If he had 20 tosses in a row such as 10010 11111 11111 01000. Neither group had 10 Heads in a row. His tally for that would be 0 out of 2. But the sequence did have an occurrence of 10 heads in a row. He doesn't ever look at longer sequences, so he would not have detected that. If he had, he could have had a tally showing that the 11th toss after 10 turned out to be a tails. (In a slightly different example, it could have been a heads.)
Don Phillip's program pretty much proves two things.
1. Within a group of 10 tosses, all heads occurs about 1/1024 of the time.
2. If you have a group of 10 tosses, the 11th toss being a head occurs about 50% of the time.
No where does he prove/disprove/test the theory that for the probability you will have a run of 10 heads in a row in any longer stretch of runs such as 1024 in a row. That is a completely different test. Again, apples vs. orange.

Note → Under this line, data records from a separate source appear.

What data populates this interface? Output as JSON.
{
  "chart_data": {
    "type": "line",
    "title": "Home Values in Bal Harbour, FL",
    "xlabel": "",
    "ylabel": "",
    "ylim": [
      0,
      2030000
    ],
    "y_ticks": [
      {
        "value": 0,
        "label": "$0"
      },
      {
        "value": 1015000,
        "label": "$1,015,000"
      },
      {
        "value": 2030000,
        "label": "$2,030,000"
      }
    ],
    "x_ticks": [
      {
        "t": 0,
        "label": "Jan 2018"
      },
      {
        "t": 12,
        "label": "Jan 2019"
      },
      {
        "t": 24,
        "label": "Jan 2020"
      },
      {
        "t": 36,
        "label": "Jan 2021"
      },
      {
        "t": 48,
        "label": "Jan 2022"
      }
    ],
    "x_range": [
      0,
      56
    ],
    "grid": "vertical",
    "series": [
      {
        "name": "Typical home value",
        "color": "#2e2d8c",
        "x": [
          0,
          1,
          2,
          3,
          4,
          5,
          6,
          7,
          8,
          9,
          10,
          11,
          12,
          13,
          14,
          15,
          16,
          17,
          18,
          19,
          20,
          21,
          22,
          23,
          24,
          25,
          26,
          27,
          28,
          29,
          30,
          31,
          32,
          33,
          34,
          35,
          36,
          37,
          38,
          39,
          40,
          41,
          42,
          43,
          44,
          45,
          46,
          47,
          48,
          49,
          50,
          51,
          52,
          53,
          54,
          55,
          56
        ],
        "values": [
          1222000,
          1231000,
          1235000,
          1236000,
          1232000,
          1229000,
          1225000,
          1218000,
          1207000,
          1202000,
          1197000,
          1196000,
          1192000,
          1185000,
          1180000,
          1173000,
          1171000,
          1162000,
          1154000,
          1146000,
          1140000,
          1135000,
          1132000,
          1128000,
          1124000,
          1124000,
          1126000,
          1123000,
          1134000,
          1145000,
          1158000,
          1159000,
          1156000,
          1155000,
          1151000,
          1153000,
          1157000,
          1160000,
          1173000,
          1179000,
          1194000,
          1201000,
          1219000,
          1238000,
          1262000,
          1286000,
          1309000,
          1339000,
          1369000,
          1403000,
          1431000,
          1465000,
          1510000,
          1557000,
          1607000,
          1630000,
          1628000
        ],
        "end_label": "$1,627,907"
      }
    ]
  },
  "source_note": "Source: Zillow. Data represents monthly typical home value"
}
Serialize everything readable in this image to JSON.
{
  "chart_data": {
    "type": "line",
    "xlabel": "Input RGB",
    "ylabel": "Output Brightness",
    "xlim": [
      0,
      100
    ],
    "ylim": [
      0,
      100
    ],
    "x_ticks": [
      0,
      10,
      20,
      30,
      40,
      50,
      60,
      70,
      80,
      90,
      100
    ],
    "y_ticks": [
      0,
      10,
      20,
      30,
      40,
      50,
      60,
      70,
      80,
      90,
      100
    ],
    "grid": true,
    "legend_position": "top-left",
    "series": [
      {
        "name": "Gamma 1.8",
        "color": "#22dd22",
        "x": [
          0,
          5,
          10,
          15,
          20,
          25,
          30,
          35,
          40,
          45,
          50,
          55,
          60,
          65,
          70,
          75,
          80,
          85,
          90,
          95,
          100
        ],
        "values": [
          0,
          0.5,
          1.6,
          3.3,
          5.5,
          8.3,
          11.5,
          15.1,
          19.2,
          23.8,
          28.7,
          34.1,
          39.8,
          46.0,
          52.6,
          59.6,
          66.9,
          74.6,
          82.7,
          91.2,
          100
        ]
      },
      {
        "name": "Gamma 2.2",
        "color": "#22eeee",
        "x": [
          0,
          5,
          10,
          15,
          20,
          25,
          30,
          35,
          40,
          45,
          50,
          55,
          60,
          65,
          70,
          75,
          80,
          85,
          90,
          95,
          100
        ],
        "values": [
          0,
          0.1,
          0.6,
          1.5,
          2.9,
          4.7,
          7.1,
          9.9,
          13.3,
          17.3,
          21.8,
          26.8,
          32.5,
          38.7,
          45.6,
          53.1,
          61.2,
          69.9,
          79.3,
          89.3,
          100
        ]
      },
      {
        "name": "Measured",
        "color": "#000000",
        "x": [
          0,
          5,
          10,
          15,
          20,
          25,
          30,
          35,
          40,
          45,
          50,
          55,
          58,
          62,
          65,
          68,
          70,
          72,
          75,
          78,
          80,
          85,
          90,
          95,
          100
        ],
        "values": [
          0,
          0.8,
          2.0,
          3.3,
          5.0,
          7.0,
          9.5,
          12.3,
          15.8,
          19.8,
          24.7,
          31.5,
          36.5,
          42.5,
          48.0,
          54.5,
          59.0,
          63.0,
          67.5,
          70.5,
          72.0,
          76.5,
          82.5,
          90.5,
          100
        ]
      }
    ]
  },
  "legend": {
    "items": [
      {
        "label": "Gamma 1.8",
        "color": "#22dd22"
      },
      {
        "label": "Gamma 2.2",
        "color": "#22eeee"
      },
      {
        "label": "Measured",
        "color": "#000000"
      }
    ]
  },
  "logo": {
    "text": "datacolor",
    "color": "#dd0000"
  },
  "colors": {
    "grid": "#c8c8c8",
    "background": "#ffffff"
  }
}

Here is another question. Suppose you have 12 tosses, all heads. 11111 11111 11. How many times did 10 heads in a row occur there? Once, twice, three times? Depending on how you answer that question can affect out you count things and thus affects the calculation of probability.
04-24-2013 01:29 PM - edited 04-24-2013 01:33 PM
crossrulz,
Yes, I am looking for a streak of 10 heads (or more) from a single coin. Nowhere did it mention that I'm throwing 10 or 1024 coins, or some such number, at once.
But what you say, "What I found with my code is that you will get a streak of 10 or more every ~2048 tosses" seems to disagree with RavensFan's post after yours. He is indicating that counting the transitions from one streak to the next adds to the possibility of increasing the streak (which is true in that narrow sense). So from his reasoning it should be more likely than every ~2048 tosses. He seems to think it will be more frequent than 1/1024.
Anyway, my code was different than Don's code, as I think was everyone else's. We were trying to count 10 or more heads in a row, and restart the count when a tail came up. We all seem to come up with about 40%. I still can't figure out where that number comes from. I think it should be a binary (i.e., power of 2, i.e., 2^N) number.
Can you post your code in LV8.5? Thanks.
Ed
04-24-2013 02:00 PM
@Edjsch wrote:
crossrulz,
Yes, I am looking for a streak of 10 heads (or more) from a single coin. Nowhere did it mention that I'm throwing 10 or 1024 coins, or some such number, at once.
But what you say, "What I found with my code is that you will get a streak of 10 or more every ~2048 tosses" seems to disagree with RavensFan's post after yours. He is indicating that counting the transitions from one streak to the next adds to the possibility of increasing the streak (which is true in that narrow sense). So from his reasoning it should be more likely than every ~2048 tosses. He seems to think it will be more frequent than 1/1024.
Anyway, my code was different than Don's code, as I think was everyone else's. We were trying to count 10 or more heads in a row, and restart the count when a tail came up. We all seem to come up with about 40%. I still can't figure out where that number comes from. I think it should be a binary (i.e., power of 2, i.e., 2^N) number.
Can you post your code in LV8.5? Thanks.